Leadership or challenger strategy looks to break away from the mundane and create opportunities for newer markets and therefore, exponential growth. How many marketers have looked to co-create value with other stakeholders along the value chain? Hospitals, for instance. Large scale consolidation amongst hospitals have led to a far greater integration of service offerings than within pharmacos. Not many have leveraged the opportunity to work with integrated entities to create new vistas for growth. Diversification for growth is proven, yet companies perceive it as a separation from core strategy. Why not look to partner vertically integrated players [such as Apollo hospitals] to drive exponential growth?
Insights That Matter
Market developments such as the deal announced by Microsoft with their one time competitor, Yahoo Inc., to reduce impact of a bigger thorn-in-the-flesh, Google Inc. provide insights that matter. Why haven’t leading pharmacos thought of something like that? Could this not be a wonderful way to create market developing projects between 2-3 leading/like-minded players in the Cardiovascular (CVS) segment [the fastest growing segment of the Indian pharma market], for instance? Such initiatives can become more cost-efficient in the background of the global meltdown.

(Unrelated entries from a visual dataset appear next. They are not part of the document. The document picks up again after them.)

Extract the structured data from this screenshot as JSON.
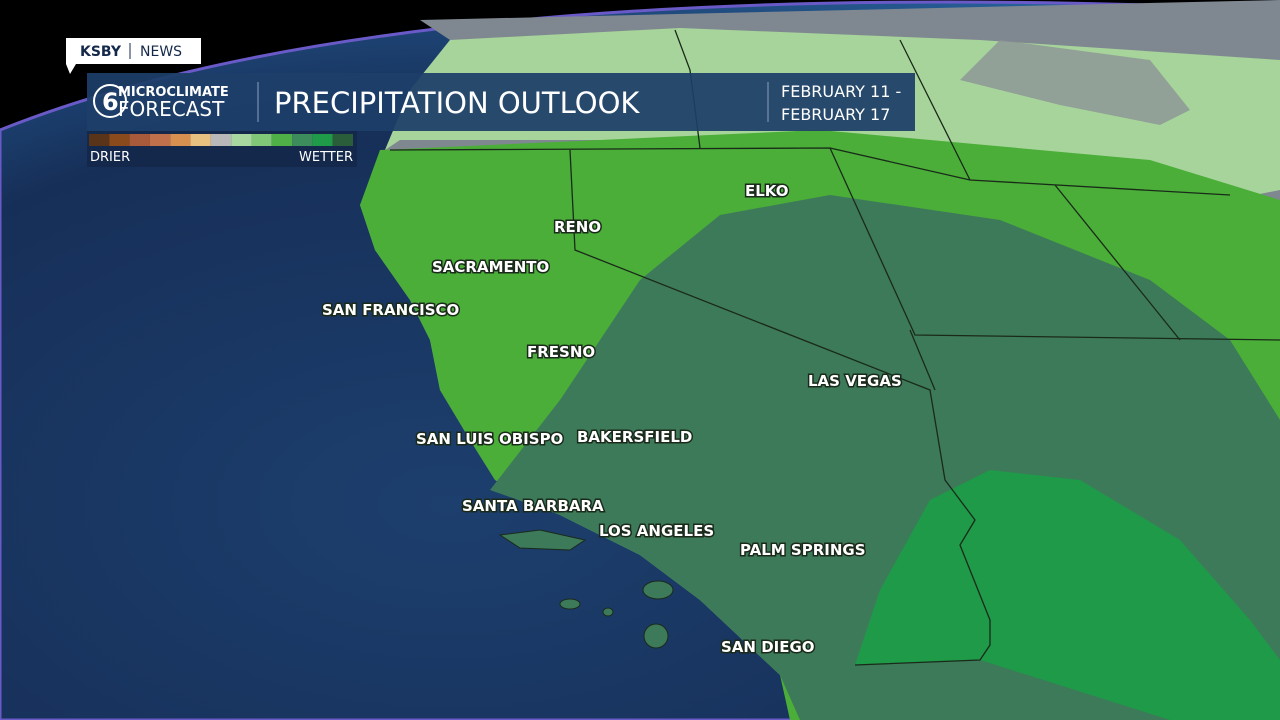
{
  "header": {
    "station": "KSBY",
    "section": "NEWS",
    "logo_number": "6",
    "brand_top": "MICROCLIMATE",
    "brand_bottom": "FORECAST",
    "title": "PRECIPITATION OUTLOOK",
    "dates": [
      "FEBRUARY 11 -",
      "FEBRUARY 17"
    ]
  },
  "legend": {
    "low_label": "DRIER",
    "high_label": "WETTER",
    "colors": [
      "#5a3418",
      "#8a4a1c",
      "#a85a3a",
      "#c0704a",
      "#d89050",
      "#e8c080",
      "#b8b8b8",
      "#a8d8a0",
      "#80c878",
      "#50b048",
      "#3c8c5c",
      "#1e9a48",
      "#2a5e3a"
    ]
  },
  "cities": [
    {
      "name": "ELKO"
    },
    {
      "name": "RENO"
    },
    {
      "name": "SACRAMENTO"
    },
    {
      "name": "SAN FRANCISCO"
    },
    {
      "name": "FRESNO"
    },
    {
      "name": "LAS VEGAS"
    },
    {
      "name": "SAN LUIS OBISPO"
    },
    {
      "name": "BAKERSFIELD"
    },
    {
      "name": "SANTA BARBARA"
    },
    {
      "name": "LOS ANGELES"
    },
    {
      "name": "PALM SPRINGS"
    },
    {
      "name": "SAN DIEGO"
    }
  ]
}
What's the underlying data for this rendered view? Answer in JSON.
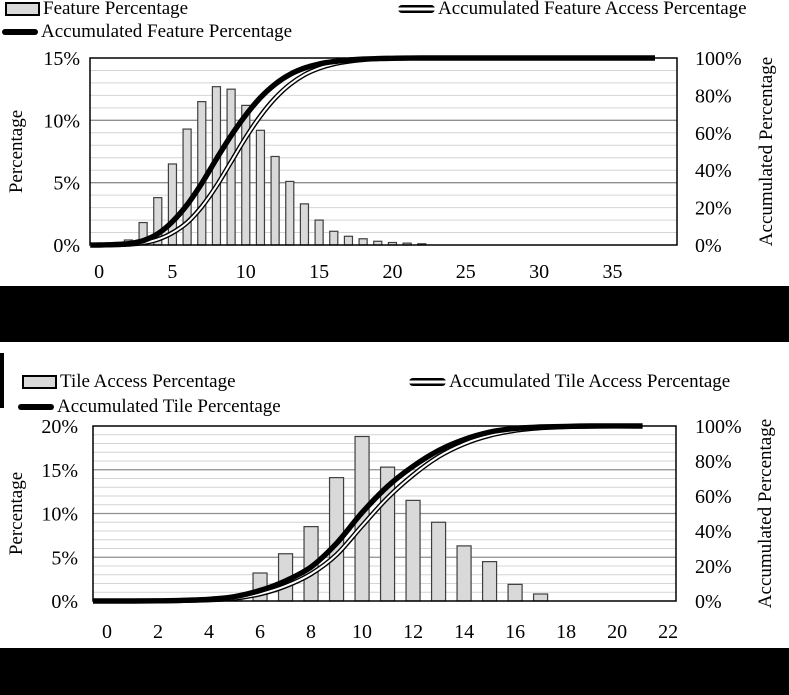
{
  "colors": {
    "bar_fill": "#d9d9d9",
    "bar_stroke": "#3f3f3f",
    "grid_minor": "#d4d4d4",
    "grid_major": "#8f8f8f",
    "axis_line": "#000000",
    "curve": "#000000",
    "caption_band": "#000000",
    "text": "#000000"
  },
  "chart_data": [
    {
      "type": "bar",
      "title": "",
      "legend": [
        {
          "label": "Feature Percentage",
          "swatch": "bar"
        },
        {
          "label": "Accumulated Feature Access Percentage",
          "swatch": "double-line"
        },
        {
          "label": "Accumulated Feature Percentage",
          "swatch": "thick-line"
        }
      ],
      "left_axis": {
        "title": "Percentage",
        "min": 0,
        "max": 15,
        "minor_step": 1,
        "major_step": 5,
        "ticks": {
          "values": [
            0,
            5,
            10,
            15
          ],
          "labels": [
            "0%",
            "5%",
            "10%",
            "15%"
          ]
        }
      },
      "right_axis": {
        "title": "Accumulated Percentage",
        "min": 0,
        "max": 100,
        "ticks": {
          "values": [
            0,
            20,
            40,
            60,
            80,
            100
          ],
          "labels": [
            "0%",
            "20%",
            "40%",
            "60%",
            "80%",
            "100%"
          ]
        }
      },
      "x_axis": {
        "domain": [
          -0.62,
          39.4
        ],
        "ticks": {
          "values": [
            0,
            5,
            10,
            15,
            20,
            25,
            30,
            35
          ],
          "labels": [
            "0",
            "5",
            "10",
            "15",
            "20",
            "25",
            "30",
            "35"
          ]
        }
      },
      "bars": {
        "name": "Feature Percentage",
        "x": [
          1,
          2,
          3,
          4,
          5,
          6,
          7,
          8,
          9,
          10,
          11,
          12,
          13,
          14,
          15,
          16,
          17,
          18,
          19,
          20,
          21,
          22
        ],
        "values": [
          0.1,
          0.4,
          1.8,
          3.8,
          6.5,
          9.3,
          11.5,
          12.7,
          12.5,
          11.2,
          9.2,
          7.1,
          5.1,
          3.3,
          2.0,
          1.1,
          0.7,
          0.5,
          0.3,
          0.2,
          0.15,
          0.1
        ]
      },
      "series": [
        {
          "name": "Accumulated Feature Access Percentage",
          "style": "double",
          "points": [
            [
              -0.6,
              0
            ],
            [
              0,
              0
            ],
            [
              1,
              0.1
            ],
            [
              2,
              0.35
            ],
            [
              3,
              1.1
            ],
            [
              4,
              3
            ],
            [
              5,
              6.5
            ],
            [
              6,
              12
            ],
            [
              7,
              20.5
            ],
            [
              8,
              31.5
            ],
            [
              9,
              44.5
            ],
            [
              10,
              57.5
            ],
            [
              11,
              69
            ],
            [
              12,
              78.5
            ],
            [
              13,
              85.8
            ],
            [
              14,
              91
            ],
            [
              15,
              94.5
            ],
            [
              16,
              96.8
            ],
            [
              17,
              98.2
            ],
            [
              18,
              99.1
            ],
            [
              19,
              99.6
            ],
            [
              20,
              99.8
            ],
            [
              21,
              99.9
            ],
            [
              22,
              100
            ],
            [
              26,
              100
            ],
            [
              31,
              100
            ],
            [
              37,
              100
            ]
          ]
        },
        {
          "name": "Accumulated Feature Percentage",
          "style": "thick",
          "points": [
            [
              -0.6,
              0
            ],
            [
              0,
              0
            ],
            [
              1,
              0.2
            ],
            [
              2,
              0.7
            ],
            [
              3,
              2.3
            ],
            [
              4,
              6
            ],
            [
              5,
              12.5
            ],
            [
              6,
              21.5
            ],
            [
              7,
              33
            ],
            [
              8,
              46
            ],
            [
              9,
              58.5
            ],
            [
              10,
              69.5
            ],
            [
              11,
              78.8
            ],
            [
              12,
              86
            ],
            [
              13,
              91.2
            ],
            [
              14,
              94.6
            ],
            [
              15,
              96.8
            ],
            [
              16,
              98.1
            ],
            [
              17,
              98.9
            ],
            [
              18,
              99.4
            ],
            [
              19,
              99.7
            ],
            [
              20,
              99.85
            ],
            [
              21,
              99.95
            ],
            [
              22,
              100
            ],
            [
              26,
              100
            ],
            [
              32,
              100
            ],
            [
              37.9,
              100
            ]
          ]
        }
      ]
    },
    {
      "type": "bar",
      "title": "",
      "legend": [
        {
          "label": "Tile Access Percentage",
          "swatch": "bar"
        },
        {
          "label": "Accumulated Tile Access Percentage",
          "swatch": "double-line"
        },
        {
          "label": "Accumulated Tile Percentage",
          "swatch": "thick-line"
        }
      ],
      "left_axis": {
        "title": "Percentage",
        "min": 0,
        "max": 20,
        "minor_step": 1,
        "major_step": 5,
        "ticks": {
          "values": [
            0,
            5,
            10,
            15,
            20
          ],
          "labels": [
            "0%",
            "5%",
            "10%",
            "15%",
            "20%"
          ]
        }
      },
      "right_axis": {
        "title": "Accumulated Percentage",
        "min": 0,
        "max": 100,
        "ticks": {
          "values": [
            0,
            20,
            40,
            60,
            80,
            100
          ],
          "labels": [
            "0%",
            "20%",
            "40%",
            "60%",
            "80%",
            "100%"
          ]
        }
      },
      "x_axis": {
        "domain": [
          -0.55,
          22.31
        ],
        "ticks": {
          "values": [
            0,
            2,
            4,
            6,
            8,
            10,
            12,
            14,
            16,
            18,
            20,
            22
          ],
          "labels": [
            "0",
            "2",
            "4",
            "6",
            "8",
            "10",
            "12",
            "14",
            "16",
            "18",
            "20",
            "22"
          ]
        }
      },
      "bars": {
        "name": "Tile Access Percentage",
        "x": [
          5,
          6,
          7,
          8,
          9,
          10,
          11,
          12,
          13,
          14,
          15,
          16,
          17
        ],
        "values": [
          0.6,
          3.2,
          5.4,
          8.5,
          14.1,
          18.8,
          15.3,
          11.5,
          9.0,
          6.3,
          4.5,
          1.9,
          0.8
        ]
      },
      "series": [
        {
          "name": "Accumulated Tile Access Percentage",
          "style": "double",
          "points": [
            [
              -0.55,
              0
            ],
            [
              0,
              0
            ],
            [
              2,
              0
            ],
            [
              3,
              0.2
            ],
            [
              4,
              0.6
            ],
            [
              5,
              1.5
            ],
            [
              6,
              4
            ],
            [
              7,
              8.5
            ],
            [
              8,
              15.5
            ],
            [
              9,
              26.5
            ],
            [
              10,
              43
            ],
            [
              11,
              59
            ],
            [
              12,
              72
            ],
            [
              13,
              82.5
            ],
            [
              14,
              89.8
            ],
            [
              15,
              94.6
            ],
            [
              16,
              97.4
            ],
            [
              17,
              98.9
            ],
            [
              18,
              99.6
            ],
            [
              19,
              99.9
            ],
            [
              20,
              100
            ],
            [
              20.9,
              100
            ]
          ]
        },
        {
          "name": "Accumulated Tile Percentage",
          "style": "thick",
          "points": [
            [
              -0.55,
              0
            ],
            [
              0,
              0
            ],
            [
              1,
              0
            ],
            [
              2,
              0.1
            ],
            [
              3,
              0.4
            ],
            [
              4,
              1
            ],
            [
              5,
              2.5
            ],
            [
              6,
              6
            ],
            [
              7,
              11.5
            ],
            [
              8,
              19.5
            ],
            [
              9,
              33
            ],
            [
              10,
              50.5
            ],
            [
              11,
              65.5
            ],
            [
              12,
              77
            ],
            [
              13,
              86
            ],
            [
              14,
              92.3
            ],
            [
              15,
              96.5
            ],
            [
              16,
              98.6
            ],
            [
              17,
              99.4
            ],
            [
              18,
              99.8
            ],
            [
              19,
              100
            ],
            [
              21,
              100
            ]
          ]
        }
      ]
    }
  ]
}
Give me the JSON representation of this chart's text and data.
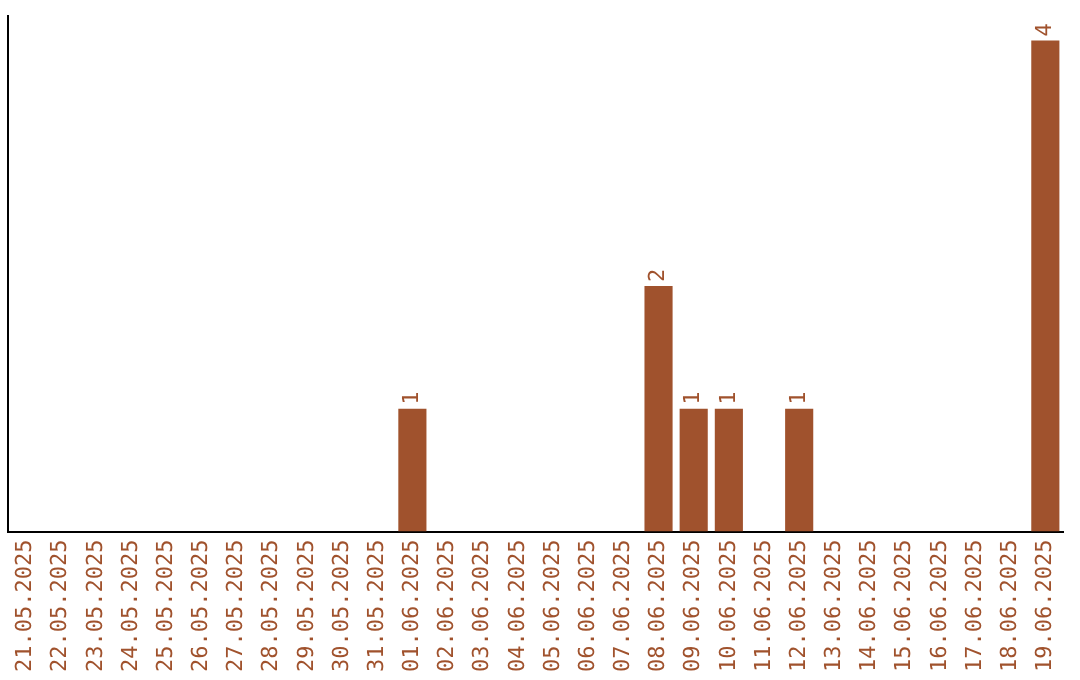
{
  "chart_data": {
    "type": "bar",
    "categories": [
      "21.05.2025",
      "22.05.2025",
      "23.05.2025",
      "24.05.2025",
      "25.05.2025",
      "26.05.2025",
      "27.05.2025",
      "28.05.2025",
      "29.05.2025",
      "30.05.2025",
      "31.05.2025",
      "01.06.2025",
      "02.06.2025",
      "03.06.2025",
      "04.06.2025",
      "05.06.2025",
      "06.06.2025",
      "07.06.2025",
      "08.06.2025",
      "09.06.2025",
      "10.06.2025",
      "11.06.2025",
      "12.06.2025",
      "13.06.2025",
      "14.06.2025",
      "15.06.2025",
      "16.06.2025",
      "17.06.2025",
      "18.06.2025",
      "19.06.2025"
    ],
    "values": [
      0,
      0,
      0,
      0,
      0,
      0,
      0,
      0,
      0,
      0,
      0,
      1,
      0,
      0,
      0,
      0,
      0,
      0,
      2,
      1,
      1,
      0,
      1,
      0,
      0,
      0,
      0,
      0,
      0,
      4
    ],
    "value_labels": [
      null,
      null,
      null,
      null,
      null,
      null,
      null,
      null,
      null,
      null,
      null,
      "1",
      null,
      null,
      null,
      null,
      null,
      null,
      "2",
      "1",
      "1",
      null,
      "1",
      null,
      null,
      null,
      null,
      null,
      null,
      "4"
    ],
    "color": "#a0522d",
    "ylim": [
      0,
      4.2
    ],
    "tick_labels": "x",
    "grid": false,
    "legend": false
  }
}
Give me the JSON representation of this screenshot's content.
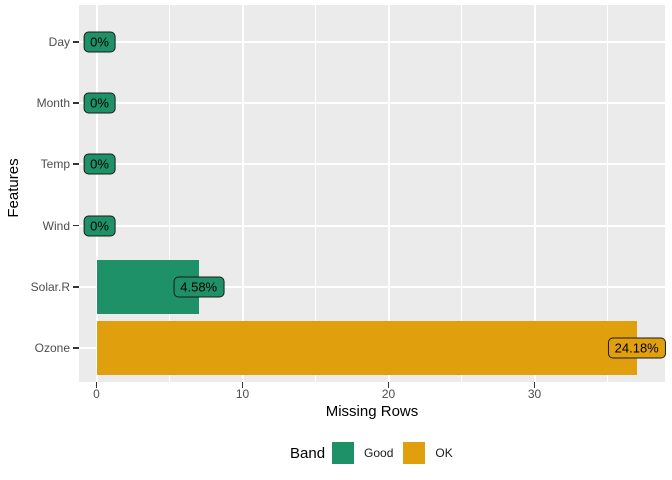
{
  "chart_data": {
    "type": "bar",
    "orientation": "horizontal",
    "title": "",
    "xlabel": "Missing Rows",
    "ylabel": "Features",
    "categories": [
      "Day",
      "Month",
      "Temp",
      "Wind",
      "Solar.R",
      "Ozone"
    ],
    "series": [
      {
        "name": "Missing Rows",
        "values": [
          0,
          0,
          0,
          0,
          7,
          37
        ]
      }
    ],
    "bar_labels": [
      "0%",
      "0%",
      "0%",
      "0%",
      "4.58%",
      "24.18%"
    ],
    "bands": [
      "Good",
      "Good",
      "Good",
      "Good",
      "Good",
      "OK"
    ],
    "x_ticks": [
      0,
      10,
      20,
      30
    ],
    "x_minor_ticks": [
      5,
      15,
      25,
      35
    ],
    "xlim": [
      -1.2,
      39
    ],
    "grid": "major_and_minor",
    "legend_position": "bottom",
    "colors": {
      "band_good": "#1E9169",
      "band_ok": "#E0A00D",
      "panel_bg": "#EBEBEB",
      "gridline": "#FFFFFF",
      "axis_text": "#4D4D4D",
      "axis_title": "#000000",
      "tick_mark": "#333333",
      "label_border": "#1A1A1A",
      "label_text": "#000000"
    },
    "legend": {
      "title": "Band",
      "items": [
        {
          "label": "Good",
          "band": "Good",
          "color": "#1E9169"
        },
        {
          "label": "OK",
          "band": "OK",
          "color": "#E0A00D"
        }
      ]
    }
  }
}
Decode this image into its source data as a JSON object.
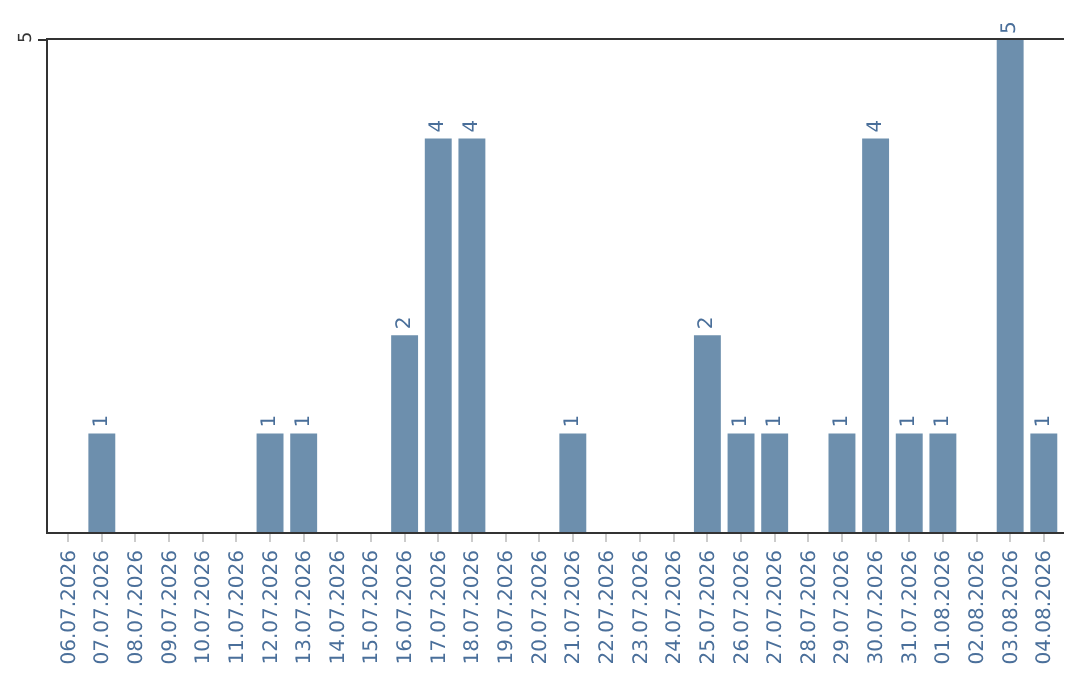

When payer [govt./employer/insurance co.] spending on healthcare is likely to reduce, at worst, or stay the same, at best, the burden of spending out-of-pocket is felt highest amongst consumers in such chronic therapy areas. New products and services such as managed care programs [disease management programs] can help to create awareness on economic benefits of keeping healthy. Health economics research has shown that simple lifestyle changes such as giving up smoking helps save huge sums of money. [Smokers spend Rs. 28,800 ($576) on cigarettes every year if they smoke 20 sticks a day @ Rs. 4/ 10 cents per stick – numbers increase exponentially if you include alternate tobacco users]. Beside the opportunity to provide innovative solutions to health issues, partnerships between companies and healthcare providers can help to create huge gains by better integrating and coordinating all activities required to serve customers. Better integration of treatment with prevention, rehabilitation, and disease management will create ways to improve the overall outcomes and reduce costs. Such programs when negotiated well can provide pharma companies preferred supplier status with hospitals leading to exponential growth! The huge intangible gains to corporate brand equity through well placed PR and patient word-of-mouth publicity is an upside.
No business survives over the long term if it can’t reinvent itself. But, human nature being what it is, change is often resisted. Thus, for market leaders, leading change is both absolutely essential although it is incredibly difficult. Planning for exponential growth is a good starting step. Companies cannot desire exponential growth and plan incrementally!